Nicki Bloom is the recipient of the 2008 Patrick White Playwrights’ Award for her play, Bloodwood. Sydney Theatre Company Co Artistic Director Andrew Upton announced the winner ahead of a rehearsed reading of the play at Wharf 2 on 23 May 2009 as part of the Sydney Writer’s Festival.

Bloodwood deals with concepts as diverse as language, history, faith, memory and nationhood, through the prism of two very different, although unequivocally connected worlds; the world of the 1893 New Australia utopian colony in Paraguay, and an imagined world which exists simultaneously in the deep past and the deep future.

Describing the Award as a great honour, Bloom said it was “made all the more special by the fact that Patrick White is a guiding light for me, in terms of the way he created real, felt and immeasurably beautiful worlds from the most basic tool we as writers have at our disposal - language.”

The judges were Alison Croggon (writer and poet), Hilary Bell (playwright), Clare Morgan (Arts Editor, The Sydney Morning Herald), and Andrew Upton (Co Artistic Director, Sydney Theatre Company).

Extending congratulations to Bloom and to all the shortlisted playwrights this year, on behalf of the judges Alison Croggon said: “The diversity of the approaches to theatre evident in these scripts demonstrates the lively state of Australian play writing. These plays were especially notable for their attention to the poetic qualities of both language and theatre, and for their willingness to play with the imaginative potential of the stage.”

The $20,000 Award is an initiative of Sydney Theatre Company and The Sydney Morning Herald established in 2000 in honour of Patrick White’s contribution to theatre and to foster the development of Australian playwrights. To date, 15 writers have shared in the Award from over 1600 entries. Previous winners include Angus Cerini for Wretch, Timothy Daly for The Man in the Attic, Patricia Cornelius for Do Not Go Gentle…, Wesley Enoch for The Story of the Miracle at Cookie’s Table and Stephen Carleton for Constance Drinkwater and the Final Days of Somerset.

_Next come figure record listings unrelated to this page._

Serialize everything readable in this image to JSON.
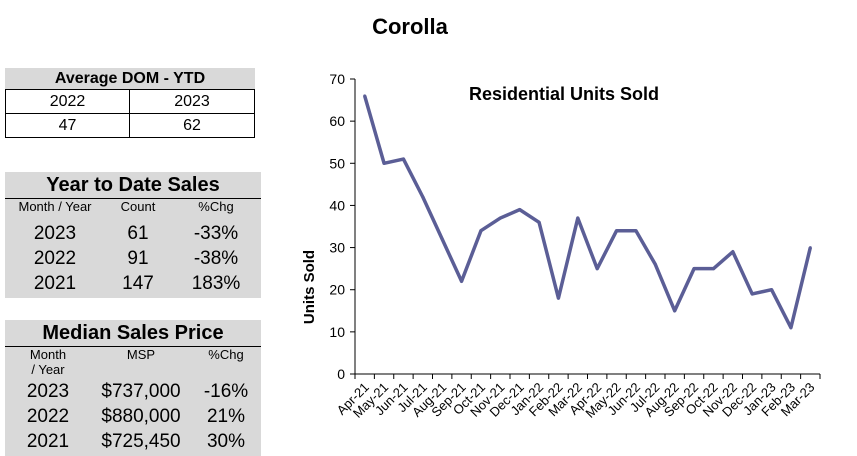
{
  "page_title": "Corolla",
  "dom": {
    "header": "Average DOM - YTD",
    "years": [
      "2022",
      "2023"
    ],
    "values": [
      "47",
      "62"
    ]
  },
  "ytd_sales": {
    "header": "Year to Date Sales",
    "columns": [
      "Month / Year",
      "Count",
      "%Chg"
    ],
    "rows": [
      {
        "year": "2023",
        "count": "61",
        "chg": "-33%"
      },
      {
        "year": "2022",
        "count": "91",
        "chg": "-38%"
      },
      {
        "year": "2021",
        "count": "147",
        "chg": "183%"
      }
    ]
  },
  "median_price": {
    "header": "Median Sales Price",
    "columns": [
      "Month / Year",
      "MSP",
      "%Chg"
    ],
    "rows": [
      {
        "year": "2023",
        "msp": "$737,000",
        "chg": "-16%"
      },
      {
        "year": "2022",
        "msp": "$880,000",
        "chg": "21%"
      },
      {
        "year": "2021",
        "msp": "$725,450",
        "chg": "30%"
      }
    ]
  },
  "chart_data": {
    "type": "line",
    "title": "Residential Units Sold",
    "xlabel": "",
    "ylabel": "Units Sold",
    "ylim": [
      0,
      70
    ],
    "yticks": [
      0,
      10,
      20,
      30,
      40,
      50,
      60,
      70
    ],
    "categories": [
      "Apr-21",
      "May-21",
      "Jun-21",
      "Jul-21",
      "Aug-21",
      "Sep-21",
      "Oct-21",
      "Nov-21",
      "Dec-21",
      "Jan-22",
      "Feb-22",
      "Mar-22",
      "Apr-22",
      "May-22",
      "Jun-22",
      "Jul-22",
      "Aug-22",
      "Sep-22",
      "Oct-22",
      "Nov-22",
      "Dec-22",
      "Jan-23",
      "Feb-23",
      "Mar-23"
    ],
    "series": [
      {
        "values": [
          66,
          50,
          51,
          42,
          32,
          22,
          34,
          37,
          39,
          36,
          18,
          37,
          25,
          34,
          34,
          26,
          15,
          25,
          25,
          29,
          19,
          20,
          11,
          30
        ]
      }
    ],
    "line_color": "#5b5e96",
    "grid": false
  }
}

Nicki Bloom’s debut play Tender has been performed at B-Sharp, Hothouse Theatre (Albury/Wodonga) and Griffin Theatre (Sydney). The play will have its international debut in July at the Public Theater, New York City, as part of the Summer Festival. Her adaptation of Henrik Ibsen’s Ghosts was produced by the State Theatre Company of South Australia. Bloom’s awards include the 2006 Adrian Consett Stephen Memorial Prize (Tender), the 2007 Inscription Chairman’s Award for Best Play (Tender), the 2009 Inscription Playwriting Award (Bloodwood) and the 2006 Henry Lawson Prize for Prose, for Something Greater Than All of This, a fragment of her debut novel An Archipelago.